Mit einer nicht genehmigten Afghanistan-Reise inmitten der dramatischen Evakuierungsmission haben zwei US-Abgeordnete scharfe Kritik auf sich gezogen. Die Vorsitzende des US-Repräsentantenhauses, Nancy Pelosi, sagte am Mittwoch, der Besuch des Republikaners Peter Meijer und des Demokraten Seth Moulton am Flughafen von Kabul habe wichtige Ressourcen beansprucht, die für die Evakuierungsmission benötigt würden. "Das ist tödlicher Ernst", sagte die Demokratin. "Wir wollen nicht, dass Abgeordnete dorthin reisen."

Noch deutlicher drückte sich ein US-Regierungsvertreter gegenüber der "Washington Post" aus. "Das ist dumm und egoistisch." Die Abgeordneten hätten Flugzeugplätze weggenommen, die für eine Ausreise von US-Bürgern und gefährdeten Afghanen benötigt würden. Sie hätten Diplomaten und Soldaten einem erhöhten Risiko ausgesetzt, "damit sie einen Moment vor der Kamera haben können". Ein Diplomat sprach gegenüber der Zeitung von "einer der verantwortungslosesten Dinge von Abgeordneten", von der er gehört habe.
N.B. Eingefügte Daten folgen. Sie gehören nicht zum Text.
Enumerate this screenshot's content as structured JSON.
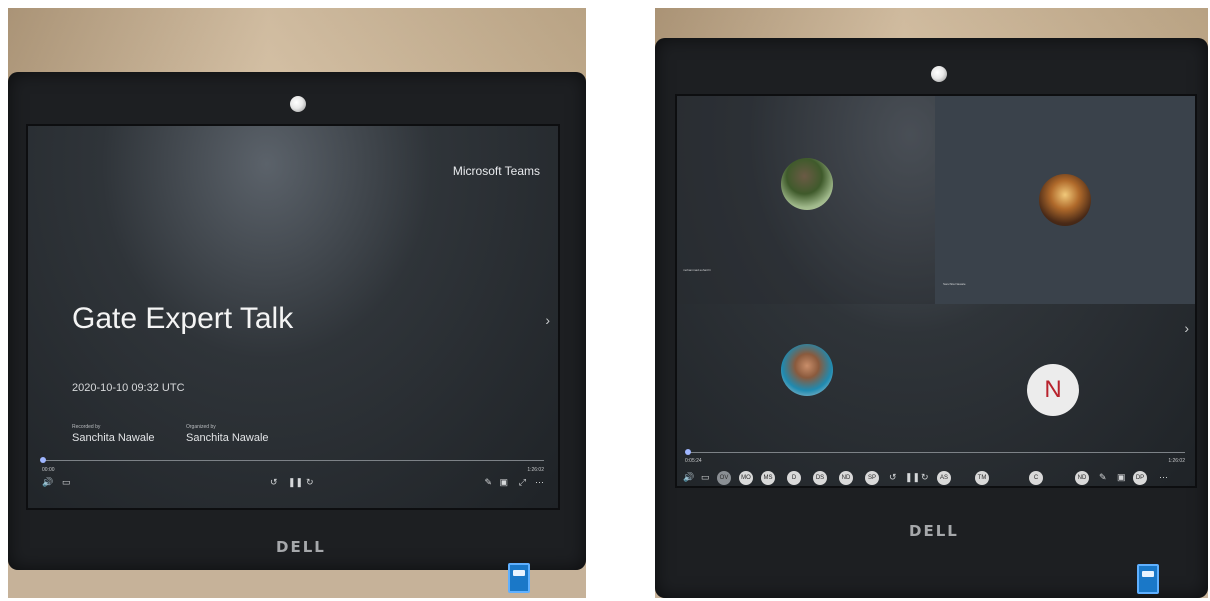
{
  "left_screen": {
    "app_name": "Microsoft Teams",
    "title": "Gate Expert Talk",
    "datetime": "2020-10-10 09:32 UTC",
    "recorded_by_label": "Recorded by",
    "recorded_by_name": "Sanchita Nawale",
    "organized_by_label": "Organized by",
    "organized_by_name": "Sanchita Nawale",
    "elapsed_time": "00:00",
    "total_time": "1:26:02",
    "monitor_brand": "DELL"
  },
  "right_screen": {
    "tile_names": {
      "top_left": "mohammad.sohail.hi",
      "top_right": "Sanchita Nawale"
    },
    "n_avatar_initial": "N",
    "elapsed_time": "0:05:24",
    "total_time": "1:26:02",
    "participant_initials": [
      "OV",
      "MO",
      "MS",
      "D",
      "DS",
      "ND",
      "SP",
      "AS",
      "TM",
      "C",
      "ND",
      "DP"
    ],
    "monitor_brand": "DELL"
  },
  "colors": {
    "screen_bg": "#2f3439",
    "bezel": "#1d1f22",
    "avatar_bg": "#ececec",
    "n_initial": "#b8232d",
    "progress_dot": "#9fb6ff",
    "participant_bubble": "#d9d9d9"
  }
}
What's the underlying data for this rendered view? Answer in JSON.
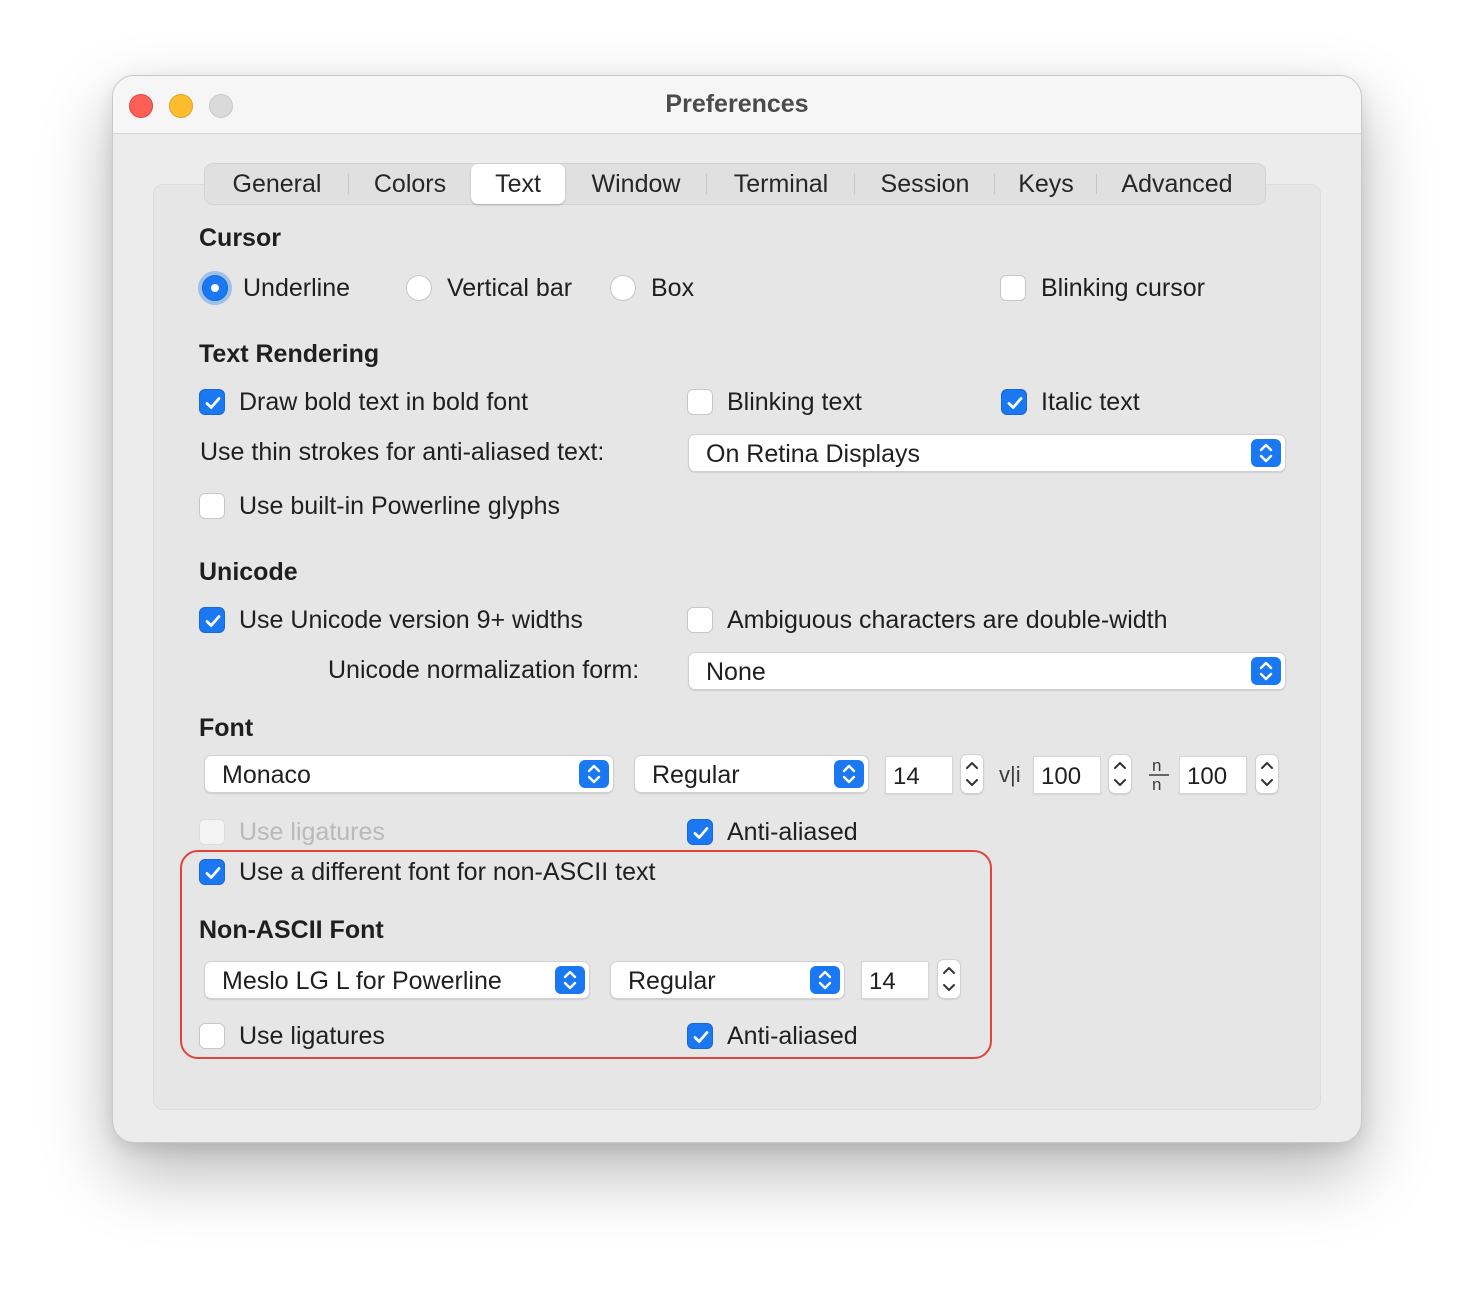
{
  "window": {
    "title": "Preferences"
  },
  "tabs": [
    {
      "label": "General",
      "active": false
    },
    {
      "label": "Colors",
      "active": false
    },
    {
      "label": "Text",
      "active": true
    },
    {
      "label": "Window",
      "active": false
    },
    {
      "label": "Terminal",
      "active": false
    },
    {
      "label": "Session",
      "active": false
    },
    {
      "label": "Keys",
      "active": false
    },
    {
      "label": "Advanced",
      "active": false
    }
  ],
  "cursor": {
    "heading": "Cursor",
    "options": [
      {
        "label": "Underline",
        "selected": true
      },
      {
        "label": "Vertical bar",
        "selected": false
      },
      {
        "label": "Box",
        "selected": false
      }
    ],
    "blinking": {
      "label": "Blinking cursor",
      "checked": false
    }
  },
  "text_rendering": {
    "heading": "Text Rendering",
    "draw_bold": {
      "label": "Draw bold text in bold font",
      "checked": true
    },
    "blinking_text": {
      "label": "Blinking text",
      "checked": false
    },
    "italic_text": {
      "label": "Italic text",
      "checked": true
    },
    "thin_strokes_label": "Use thin strokes for anti-aliased text:",
    "thin_strokes_value": "On Retina Displays",
    "powerline": {
      "label": "Use built-in Powerline glyphs",
      "checked": false
    }
  },
  "unicode": {
    "heading": "Unicode",
    "widths": {
      "label": "Use Unicode version 9+ widths",
      "checked": true
    },
    "ambiguous": {
      "label": "Ambiguous characters are double-width",
      "checked": false
    },
    "normalization_label": "Unicode normalization form:",
    "normalization_value": "None"
  },
  "font": {
    "heading": "Font",
    "family": "Monaco",
    "style": "Regular",
    "size": "14",
    "vertical_spacing": "100",
    "horizontal_spacing": "100",
    "ligatures": {
      "label": "Use ligatures",
      "checked": false,
      "disabled": true
    },
    "anti_aliased": {
      "label": "Anti-aliased",
      "checked": true
    },
    "different_non_ascii": {
      "label": "Use a different font for non-ASCII text",
      "checked": true
    }
  },
  "non_ascii_font": {
    "heading": "Non-ASCII Font",
    "family": "Meslo LG L for Powerline",
    "style": "Regular",
    "size": "14",
    "ligatures": {
      "label": "Use ligatures",
      "checked": false
    },
    "anti_aliased": {
      "label": "Anti-aliased",
      "checked": true
    }
  },
  "colors": {
    "accent": "#1a78f2",
    "highlight_box": "#e0443a"
  }
}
Moulton und Meijer - zwei Irak-Veteranen - waren am Dienstag nach Kabul gereist, um sich ein Bild von der Lage zu machen. "Wir haben den Besuch geheim gehalten, um das Risiko und die Auswirkungen auf die Mission zu reduzieren, und wir haben darauf bestanden, in einem Flugzeug auszufliegen, das nicht voll war", schrieb Moulton im Kurzbotschaftendienst Twitter. Sie hätten niemandem einen Platz weggenommen.

Pelosi betonte noch am Dienstag in einer Erklärung, Abgeordnete sollten auf Verlangen des Pentagon und des Außenministeriums nicht nach Afghanistan fliegen. "Reisen von Abgeordneten nach Afghanistan und in Nachbarstaaten würden unnötigerweise Ressourcen umleiten, die für die Haupt-Mission benötigt werden, Amerikaner und gefährdete Afghanen sicher und schnell aus Afghanistan zu evakuieren."

Die USA und andere westliche Staaten bringen nach der Machtübernahme der radikalislamischen Taliban in einer fieberhaften Evakuierungsmission ihre Staatsangehörigen und afghanische Ortskräfte außer Landes. Die Zeit drängt: US-Präsident Joe Biden bekräftigte am Dienstag seine Absicht, den US-Militäreinsatz in Afghanistan bis zum 31. August zu beenden. Die Evakuierungsflüge dürften noch in dieser Woche enden, weil dann noch einige Tage benötigt werden, zur Sicherung des Kabuler Flughafens eingesetzte US-Soldaten abzuziehen.